Sept.info | La Suisse, nid d'espions (3/9)

La Suisse, nid d'espions (3/9)

© Juliette Léveillé
Déguisé en jardinier, Albert Meyer localise la cellule de Wolfer à Belfort. 

En quelques années, Albert Meyer est devenu le meilleur agent du poste du Service de renseignement français en Suisse. L’été 1942, alors qu’il veut faire évader un prisonnier, l’étau se resserre autour de lui.

Belfort, 23 juin 1942. Raymond Wolfer, l’un des meilleurs agents d’Albert Meyer, vient d’être arrêté sur dénonciation de deux agents troubles proches des Services de renseignement suisses (SR). Au départ, la Gestapo, qui croit à une simple affaire de contrebande, rend visite aux proches de Wolfer, dont Marie-Louise Chatel, pivot du groupe frontalier de Meyer, mais sans effectuer de perquisition et Marie-Louise Chatel n’est pas arrêtée. La Gestapo voulait peut-être seulement l’effrayer et voir sa réaction. Après s’être assurée qu’elle n’est pas suivie, Marie-Louise Chatel part voir Meyer et lui fait part de sa décision de se replier quelque temps sur Paris. Jugeant son PC (poste de commandement) suffisamment sûr, Albert Meyer reste sur place. Pour plus de prudence, il se contente simplement de dormir ailleurs que chez lui mais il veut avant tout tenter de sauver son réseau belfortain. Le 29 juin, Meyer apprend que Raymond Wolfer est détenu à la caserne du boulevard Friedrich à Belfort, et il décide de passer à l’action. Au cours de son premier repérage des lieux, il découvre que la prison n’est pas à l’intérieur du corps de bâtiments principal mais dans une ancienne écurie sommairement transformée. Le relief tourmenté de l’endroit autorise tous les espoirs. Un simple mur haut d’à peine deux mètres, avec, en contrebas, un jardin ouvrier, ceint la caserne, située en dehors des fortifications de Vauban. Déguisé en jardinier, Meyer s’approche sans trop de difficultés. Tout en fouillant la terre, il localise la cellule de Wolfer. Personne ne semble s’inquiéter de sa présence. Le tout était de ne pas trop attirer l’attention des sentinelles allemandes. Meyer appelle prudemment Wolfer et réussit à engager avec lui une conversation furtive et brève.
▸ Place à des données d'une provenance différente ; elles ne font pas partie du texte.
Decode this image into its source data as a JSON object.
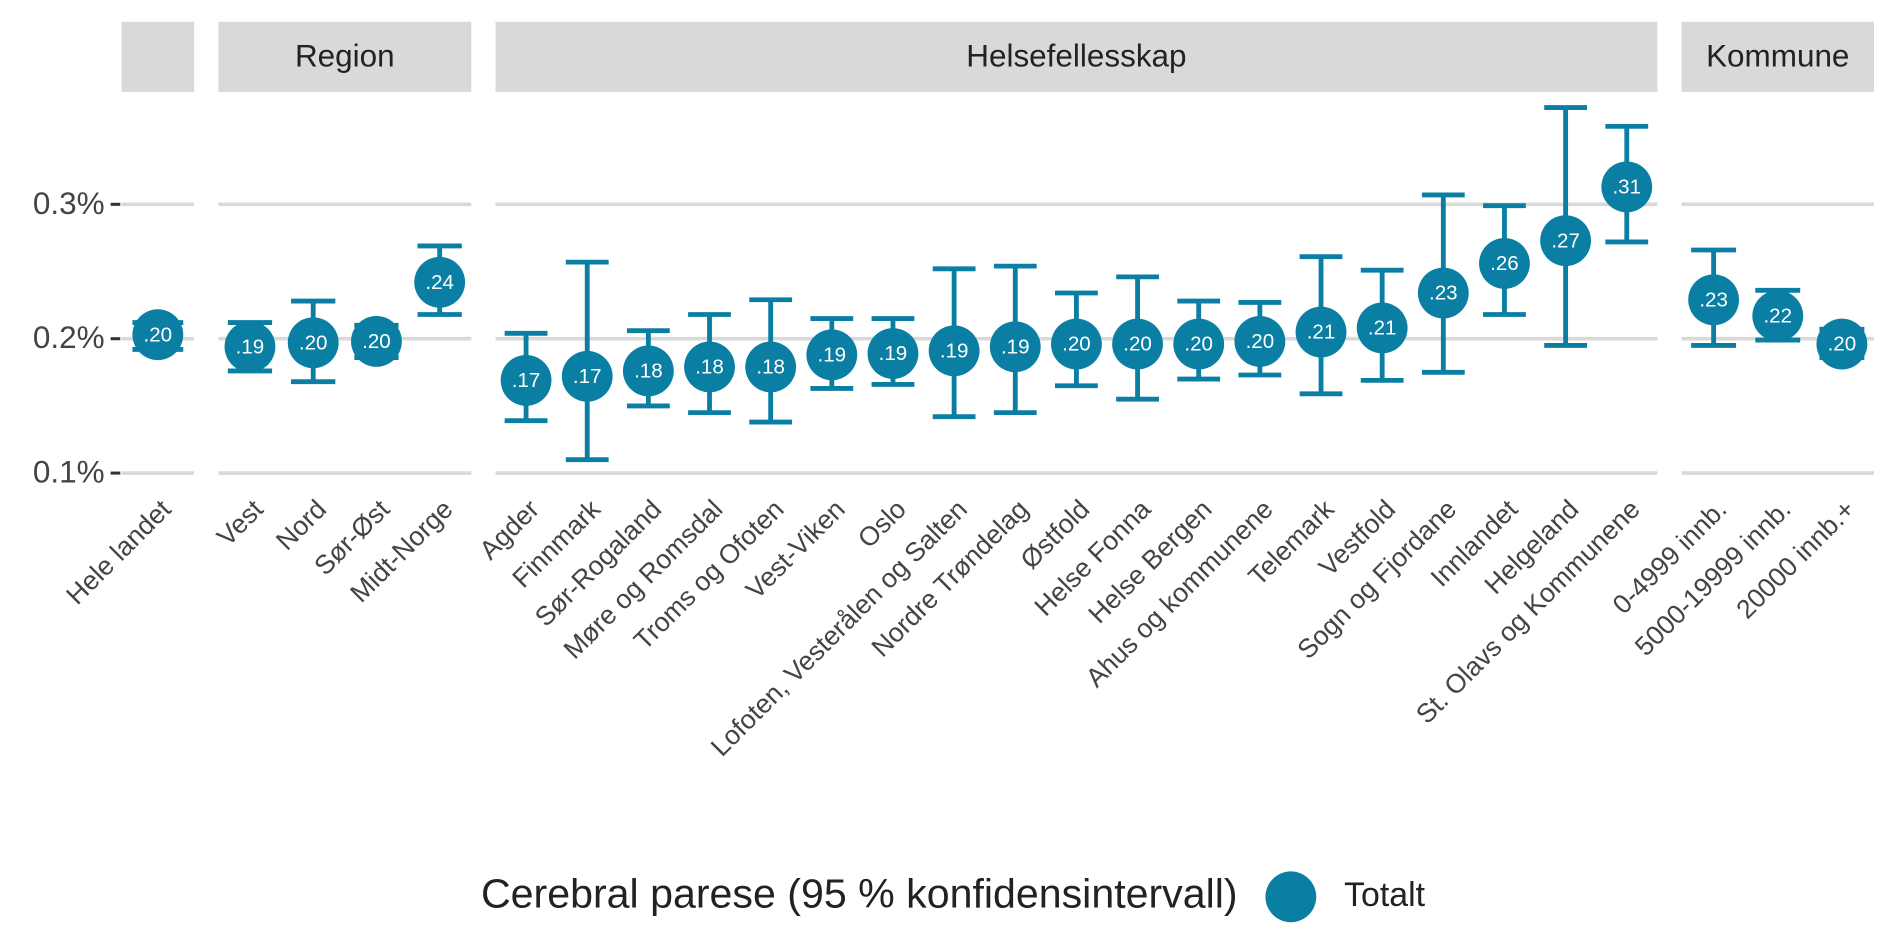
{
  "chart_data": [
    {
      "type": "errorbar",
      "color": "#0b7fa3",
      "categories": [
        "Hele landet"
      ],
      "values": [
        0.203
      ],
      "value_labels": [
        ".20"
      ],
      "lower": [
        0.192
      ],
      "upper": [
        0.212
      ],
      "ylim": [
        0.09,
        0.38
      ],
      "yticks": [
        {
          "value": 0.1,
          "label": "0.1%"
        },
        {
          "value": 0.2,
          "label": "0.2%"
        },
        {
          "value": 0.3,
          "label": "0.3%"
        }
      ],
      "grid": true
    },
    {
      "type": "errorbar",
      "title": "Region",
      "color": "#0b7fa3",
      "categories": [
        "Vest",
        "Nord",
        "Sør-Øst",
        "Midt-Norge"
      ],
      "values": [
        0.194,
        0.197,
        0.198,
        0.242
      ],
      "value_labels": [
        ".19",
        ".20",
        ".20",
        ".24"
      ],
      "lower": [
        0.176,
        0.168,
        0.186,
        0.218
      ],
      "upper": [
        0.212,
        0.228,
        0.21,
        0.269
      ],
      "ylim": [
        0.09,
        0.38
      ],
      "yticks": [
        0.1,
        0.2,
        0.3
      ],
      "grid": true
    },
    {
      "type": "errorbar",
      "title": "Helsefellesskap",
      "color": "#0b7fa3",
      "categories": [
        "Agder",
        "Finnmark",
        "Sør-Rogaland",
        "Møre og Romsdal",
        "Troms og Ofoten",
        "Vest-Viken",
        "Oslo",
        "Lofoten, Vesterålen og Salten",
        "Nordre Trøndelag",
        "Østfold",
        "Helse Fonna",
        "Helse Bergen",
        "Ahus og kommunene",
        "Telemark",
        "Vestfold",
        "Sogn og Fjordane",
        "Innlandet",
        "Helgeland",
        "St. Olavs og Kommunene"
      ],
      "values": [
        0.169,
        0.172,
        0.176,
        0.179,
        0.179,
        0.188,
        0.189,
        0.191,
        0.194,
        0.196,
        0.196,
        0.196,
        0.198,
        0.205,
        0.208,
        0.234,
        0.256,
        0.273,
        0.313
      ],
      "value_labels": [
        ".17",
        ".17",
        ".18",
        ".18",
        ".18",
        ".19",
        ".19",
        ".19",
        ".19",
        ".20",
        ".20",
        ".20",
        ".20",
        ".21",
        ".21",
        ".23",
        ".26",
        ".27",
        ".31"
      ],
      "lower": [
        0.139,
        0.11,
        0.15,
        0.145,
        0.138,
        0.163,
        0.166,
        0.142,
        0.145,
        0.165,
        0.155,
        0.17,
        0.173,
        0.159,
        0.169,
        0.175,
        0.218,
        0.195,
        0.272
      ],
      "upper": [
        0.204,
        0.257,
        0.206,
        0.218,
        0.229,
        0.215,
        0.215,
        0.252,
        0.254,
        0.234,
        0.246,
        0.228,
        0.227,
        0.261,
        0.251,
        0.307,
        0.299,
        0.372,
        0.358
      ],
      "ylim": [
        0.09,
        0.38
      ],
      "yticks": [
        0.1,
        0.2,
        0.3
      ],
      "grid": true
    },
    {
      "type": "errorbar",
      "title": "Kommune",
      "color": "#0b7fa3",
      "categories": [
        "0-4999 innb.",
        "5000-19999 innb.",
        "20000 innb.+"
      ],
      "values": [
        0.229,
        0.217,
        0.196
      ],
      "value_labels": [
        ".23",
        ".22",
        ".20"
      ],
      "lower": [
        0.195,
        0.199,
        0.186
      ],
      "upper": [
        0.266,
        0.236,
        0.207
      ],
      "ylim": [
        0.09,
        0.38
      ],
      "yticks": [
        0.1,
        0.2,
        0.3
      ],
      "grid": true
    }
  ],
  "legend": {
    "title": "Cerebral parese (95 % konfidensintervall)",
    "entries": [
      {
        "name": "Totalt",
        "color": "#0b7fa3"
      }
    ]
  }
}
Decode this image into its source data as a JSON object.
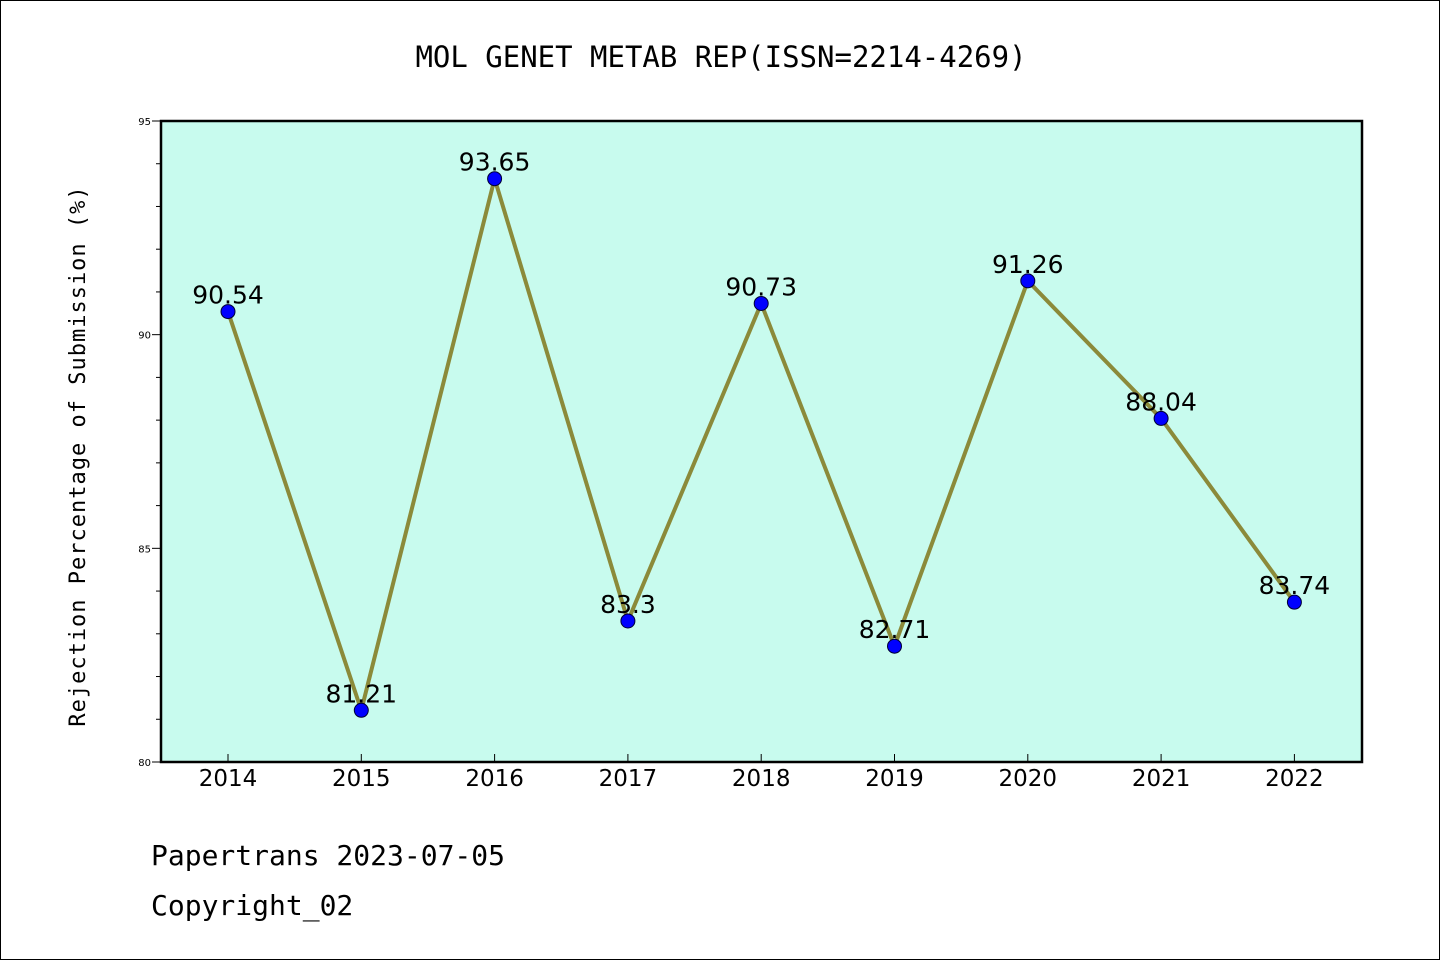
{
  "chart_data": {
    "type": "line",
    "title": "MOL GENET METAB REP(ISSN=2214-4269)",
    "ylabel": "Rejection Percentage of Submission (%)",
    "xlabel": "",
    "categories": [
      "2014",
      "2015",
      "2016",
      "2017",
      "2018",
      "2019",
      "2020",
      "2021",
      "2022"
    ],
    "values": [
      90.54,
      81.21,
      93.65,
      83.3,
      90.73,
      82.71,
      91.26,
      88.04,
      83.74
    ],
    "data_labels": [
      "90.54",
      "81.21",
      "93.65",
      "83.3",
      "90.73",
      "82.71",
      "91.26",
      "88.04",
      "83.74"
    ],
    "ylim": [
      80,
      95
    ],
    "yticks": [
      "80",
      "85",
      "90",
      "95"
    ],
    "grid": false,
    "plot_background": "#c8fbee",
    "line_color": "#8b8a3a",
    "marker_color": "#0000ff"
  },
  "footer": {
    "line1": "Papertrans 2023-07-05",
    "line2": "Copyright_02"
  }
}
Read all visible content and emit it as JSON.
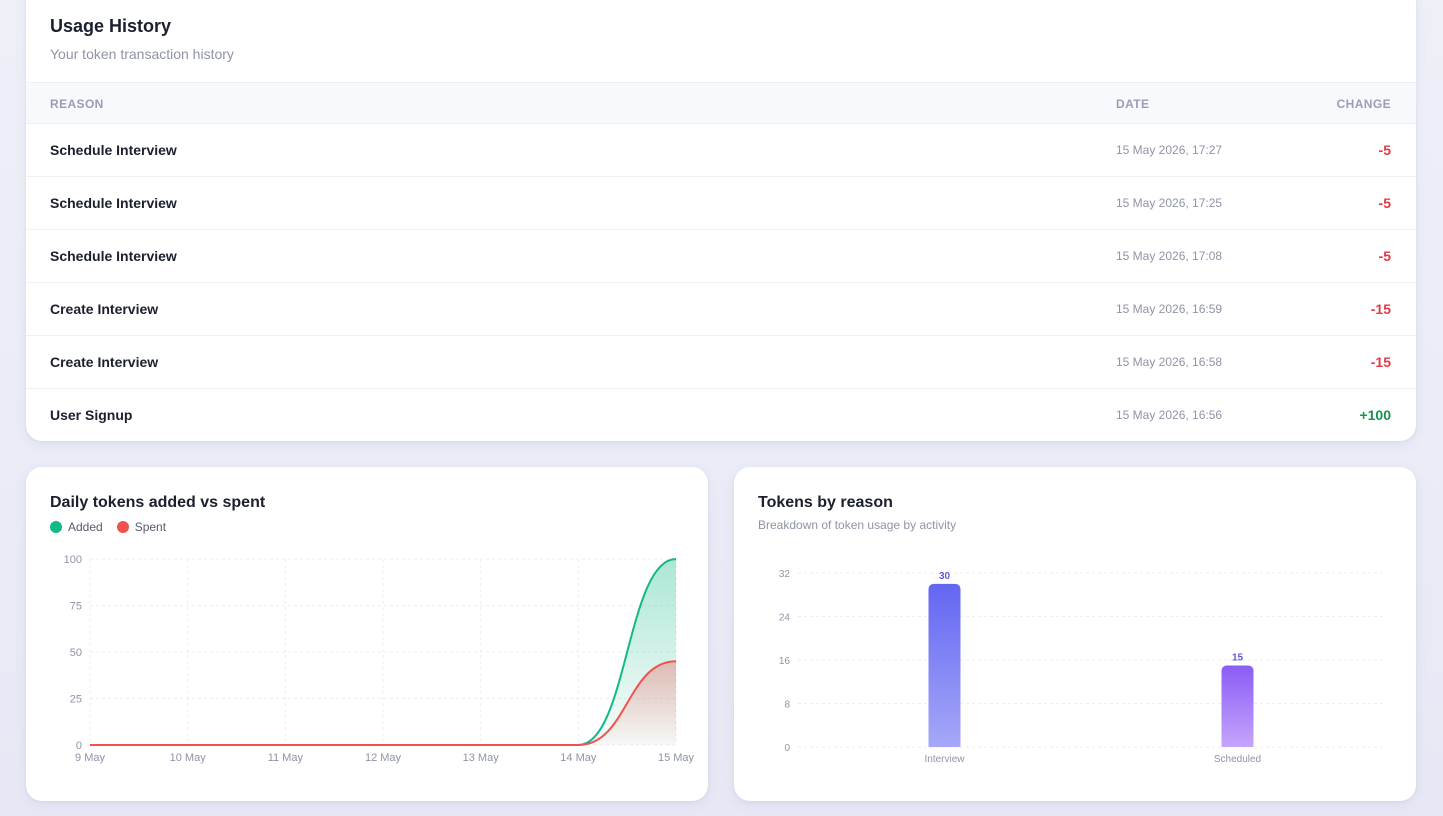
{
  "usage": {
    "title": "Usage History",
    "subtitle": "Your token transaction history",
    "columns": {
      "reason": "REASON",
      "date": "DATE",
      "change": "CHANGE"
    },
    "rows": [
      {
        "reason": "Schedule Interview",
        "date": "15 May 2026, 17:27",
        "change": "-5",
        "type": "neg"
      },
      {
        "reason": "Schedule Interview",
        "date": "15 May 2026, 17:25",
        "change": "-5",
        "type": "neg"
      },
      {
        "reason": "Schedule Interview",
        "date": "15 May 2026, 17:08",
        "change": "-5",
        "type": "neg"
      },
      {
        "reason": "Create Interview",
        "date": "15 May 2026, 16:59",
        "change": "-15",
        "type": "neg"
      },
      {
        "reason": "Create Interview",
        "date": "15 May 2026, 16:58",
        "change": "-15",
        "type": "neg"
      },
      {
        "reason": "User Signup",
        "date": "15 May 2026, 16:56",
        "change": "+100",
        "type": "pos"
      }
    ]
  },
  "colors": {
    "added": "#12b886",
    "spent": "#ef5350",
    "bar_top": "#6366f1",
    "bar_bottom": "#a5a8f8",
    "bar2_top": "#8b5cf6",
    "bar2_bottom": "#c4a5fb",
    "neg": "#e23a45",
    "pos": "#14944f"
  },
  "chart_data": [
    {
      "type": "area",
      "title": "Daily tokens added vs spent",
      "legend_position": "top-left",
      "x": [
        "9 May",
        "10 May",
        "11 May",
        "12 May",
        "13 May",
        "14 May",
        "15 May"
      ],
      "series": [
        {
          "name": "Added",
          "values": [
            0,
            0,
            0,
            0,
            0,
            0,
            100
          ]
        },
        {
          "name": "Spent",
          "values": [
            0,
            0,
            0,
            0,
            0,
            0,
            45
          ]
        }
      ],
      "yticks": [
        0,
        25,
        50,
        75,
        100
      ],
      "ylim": [
        0,
        100
      ],
      "grid": true
    },
    {
      "type": "bar",
      "title": "Tokens by reason",
      "subtitle": "Breakdown of token usage by activity",
      "categories": [
        "Interview",
        "Scheduled"
      ],
      "values": [
        30,
        15
      ],
      "yticks": [
        0,
        8,
        16,
        24,
        32
      ],
      "ylim": [
        0,
        32
      ],
      "grid": true
    }
  ]
}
Albert Meyer se rend trois fois à la prison entre le 29 juin et le 6 juillet 1942. A chacune de ses visites, il en apprend davantage sur ce que les Allemands ont découvert sur son réseau. Manifestement, le filet se resserrait autour de lui: ils savaient que son réseau utilisait le village de Chamesol comme plaque tournante vers la Suisse et la Gestapo connaissait son vrai nom, l’un de ses pseudonymes, Duhart, ainsi que l’adresse de l’un de ses repaires. Mais pour le moment son PC était à l’abri. «File immédiatement, lui dit Wolfer. Ils m’ont interrogé très sérieusement à ton sujet. Ils savent beaucoup de choses sur toi.» Faisant fi du conseil de son agent, Meyer guetta la prochaine manœuvre des Allemands qui semblaient peu soucieux de bouger. Logiquement, la Gestapo aurait dû perquisitionner le domicile de Marie-Louise Chatel, à Grandvillars. Ils n’en faisaient toujours rien. Tout était calme au point que Marie-Louise Chatel décidait de retourner chez elle, en dépit des efforts de Meyer pour la convaincre du danger encouru. Avec l’entêtement qui la caractérisait, elle insista pour retourner à Grandvillars et manifesta en outre le désir d’accompagner Meyer lors de ses visites clandestines à Wolfer. Ce que Chatel veut… La présence de Marie-Louise Chatel dans ce jardin potager ne pouvait qu’attiser les curiosités. Au cours d’une conversation avec Wolfer, Meyer se sentit tout à coup surveillé. De la fenêtre d’une cellule voisine, deux détenus les observaient: il fallait abréger. Pour déjouer toute surveillance, ils descendirent par la vieille ville, évitant ainsi le passage qui mène à la caserne. Meyer apprendra quelques jours plus tard que l’un des détenus était un espion des Allemands. Avant de laisser Marie-Louise Chatel au car à destination de Grandvillars, Albert Meyer insiste pour qu’elle n’y passe pas plus d’une nuit. Le lendemain, le 6 juillet 1942, à 10 heures du matin, Marie-Louise Chatel fait ses adieux à Albert Meyer. Elle vient d’apprendre que trois fugitifs hollandais, qu’elle avait aidés, avaient été arrêtés quinze jours plus tôt à l’Hôtel de Paris. L’un d’eux s’était suicidé en s’ouvrant la gorge. Elle aurait dû trouver des passeurs aux deux autres pour les conduire en Suisse. Redoutant que les Allemands ne l’apprennent, elle n’a plus qu’une hâte: prendre le train de 13 h 15 pour Baume-les-Dames. Elle n’aura pas le temps de monter en voiture: les agents de la Gestapo l’attendaient sur le quai.